Faire tout d’abord abstraction de la géographie

Il est courant, dans la littérature consacrée aux évolutions actuelles de l’organisation de la production, de voir traiter simultanément les aspects proprement organisationnels et les aspects géographiques ou territoriaux. Le concept de « district », repris de Alfred Marshall, est la parfaite illustration de cette tendance : il désigne une forme particulière de territoire organisé (ou mieux, d’organisation territorialisée) dont beaucoup ont fait l’archétype des mutations contemporaines (105). On traitera séparément ces deux aspects en se réservant de n’aborder l’analyse spatiale qu’en quatrième partie, non seulement par souci de clarté, mais également par choix de ne pas mêler a priori des dimensions qui demeurent distinctes.

En effet, la dynamique de l’évolution des modes d’organisation de la production est à situer dans la crise du fordisme.

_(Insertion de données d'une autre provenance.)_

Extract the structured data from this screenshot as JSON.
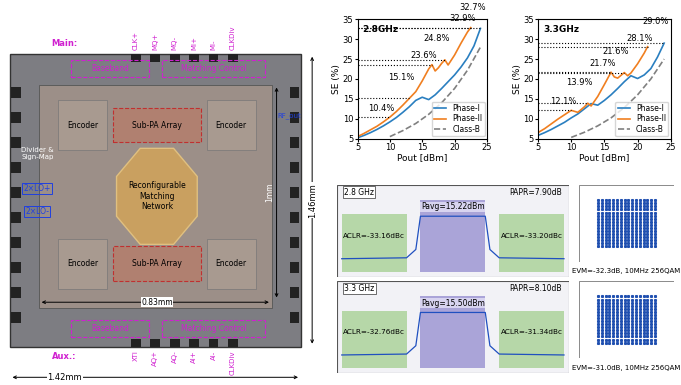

Elle transite principalement à travers l’exigence nouvelle de flexibilité déjà largement évoquée. La recherche de cette flexibilité est l’objet des mutations organisationnelles actuelles du système productif. Dans ce squelette de schéma explicatif, les phénomènes de concentration ou d’éclatement spatial semblent plutôt seconds ; ils apparaissent davantage comme des conséquences de ces déterminants lourds que comme des causes. La géographie n’est pas la source de ses propres dynamiques. Les moteurs des transformations qui la façonnent lui sont exogènes. En outre, il paraît aujourd’hui avéré que les liens entre ce niveau géographique et celui des organisations ne sont pas de type mécaniste et linéaire : de la poursuite d’objectifs similaires en termes de flexibilité ne résulte pas systématiquement la même inscription territoriale.

Cette manière de considérer un espace économique en dehors de sa géographie physique n’est évidemment pas nouvelle. François Perroux visait explicitement cet objectif en proposant les définitions de trois représentations de l’espace économique : « l’espace économique comme contenu de plan », constitué des relations tissées par chaque unité économique avec ses fournisseurs et ses clients, « l’espace économique comme champ de force » rendant compte de l’asymétrie de ces relations et « l’espace économique comme ensemble homogène » décrivant les convergences de structures de prix des différentes unités (Perroux, 1991, pp. 159-175). La démarche théorique et quantitative de l’économiste français ne sera pas suivie ici. Sa dénonciation de l’obsession de l’espace banal encourage néanmoins à considérer séparément un espace de relations entre agents ou unités économiques.

De la même manière, dans un article très dense, Nicole May invite à dissocier l’espace géographique de l’espace social en ce qui concerne les relations interpersonnelles liées à l’activité professionnelle (May, 1990). Elle souligne que la proximité physique n’est pas à la base de la constitution d’un « milieu » ou d’un district. Une telle communauté est fondée par les appartenances sociales qui lient l’ensemble de ses agents. Pour confirmer son propos, elle indique l’existence de réseaux de relations « informelles » ou « personnelles » spatialement éclatés. Le raccourci qui consiste à associer trop rapidement proximité sociale et localisation géographique commune apparaît alors réducteur et porteur d’incohérences. On y reviendra plus longuement dans la partie suivante.

Cette partie-ci demeurera volontairement a-spatiale pour éviter de rester trop a-sociale. Elle est constituée de deux chapitres. Le chapitre 6 donnera tout d’abord une lecture des évolutions du système productif en termes organisationnels. Il n’y sera donc pas question de TGV. C’est au chapitre 7 que reviendra la charge d’établir une liaison entre la structure productive mise à jour et l’usage de la grande vitesse dans le cadre de déplacements à motif professionnel. On y parviendra en précisant les « temps sociaux » qui structurent la société contemporaine.

Notes
105.

)011Parmi l’abondante production portant sur la « troisième Italie », les districts technologiques, etc., l’ouvrage collectif dirigé par Georges Benko et Alain Lipietz (1992a), Les régions qui gagnent, présente une intéressante synthèse des débats sur ce thème : quatre articles pour présenter, selon l’intitulé de la première partie, « l’hypothèse des districts industriels », trois autres pour affirmer que « les districts ne sont pas seuls au monde », et enfin cinq contributions pour « élargir la problématique ».